Canadian School Fights Pay Gap By Giving Only Women A Raise
In an effort to eliminate what it says is an unjustified gap in the pay of male and female professors, Canada’s McMaster University has hit upon a novel solution: Giving an across-the-board raise exclusively to women, without raising pay for men.
The $3,515 ($2,900 in U.S. dollars) raise will be the same for every woman at the school, regardless of what their salary was beforehand.
“This signals to the world, to Canada and to Hamilton, that McMaster is truly committed to equality. It sends a very clear signal that we are interested in recruiting the best faculty, including women,” dean of Social Sciences Charlotte Yates said, according to the National Post.
The raise was given after the university conducted an internal study to examine differences in pay between men and women at the school. According to the study’s result, men outearned women by an average of $2,900 even after adjusting for age, seniority, tenure, and department.

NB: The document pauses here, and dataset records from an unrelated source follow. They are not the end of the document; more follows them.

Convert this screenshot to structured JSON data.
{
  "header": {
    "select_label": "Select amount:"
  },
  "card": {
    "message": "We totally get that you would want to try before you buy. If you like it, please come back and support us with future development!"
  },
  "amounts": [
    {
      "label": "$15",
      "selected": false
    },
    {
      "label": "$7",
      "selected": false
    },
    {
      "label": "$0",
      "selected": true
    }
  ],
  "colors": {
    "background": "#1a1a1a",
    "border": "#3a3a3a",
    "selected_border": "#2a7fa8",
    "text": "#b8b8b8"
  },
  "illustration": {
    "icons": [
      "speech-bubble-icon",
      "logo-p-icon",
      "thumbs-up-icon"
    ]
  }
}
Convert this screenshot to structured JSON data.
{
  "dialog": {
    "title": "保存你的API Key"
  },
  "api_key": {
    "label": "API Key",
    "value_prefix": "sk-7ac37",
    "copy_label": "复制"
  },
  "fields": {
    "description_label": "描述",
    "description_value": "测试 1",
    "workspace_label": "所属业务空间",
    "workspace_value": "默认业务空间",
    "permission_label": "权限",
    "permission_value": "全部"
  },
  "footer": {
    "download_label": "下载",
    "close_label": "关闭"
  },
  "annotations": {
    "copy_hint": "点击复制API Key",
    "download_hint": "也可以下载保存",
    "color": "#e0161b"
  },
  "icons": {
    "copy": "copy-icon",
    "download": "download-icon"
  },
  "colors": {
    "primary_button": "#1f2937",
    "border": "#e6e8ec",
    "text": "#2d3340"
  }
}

The measure is only one of several being taken by the school in an effort to create equality between the sexes. The school is also attempting to equalize its male and female faculty hires, in an effort to phase out the current situation where most faculty are men.
While universities are typically regarded as bastions of liberalism, that hasn’t stopped the issue of gender pay gaps from repeatedly cropping up. In the United States, an internal audit at the University of California-Berkeley revealed that the school has a pay gap of between 1.8 and 4.3 percent, though administrators there thus far haven’t considered a single-sex pay hike. (RELATED: Even Ultra-Liberal UC-Berkeley Has A Pay Gap)
There is significant debate over whether a male-female pay gap genuinely exists, and if so, just how large it is. While labor statistics indicate that women on average earn about 78 percent of what men do, much of the difference can be explained by men working longer hours, entering more lucrative fields, and being less likely to take time off for raising children. Some research has suggested that all or most of the remaining gap can be explained by women being less aggressive in negotiating salaries or seeking raises. That, in turn, has caused a handful of companies, such as the popular website Reddit, to try eliminating the pay gap by simply abolishing salary negotiations.
While the pay raise at McMaster could compensate for this difference in negotiation approaches, it’s possible that other explanations could exist for the pay gap. For example, UC-Berkeley’s study didn’t adjust for the possibility that male professors were more heavily-cited, arguing that male professors were biased against women when it came to citing papers.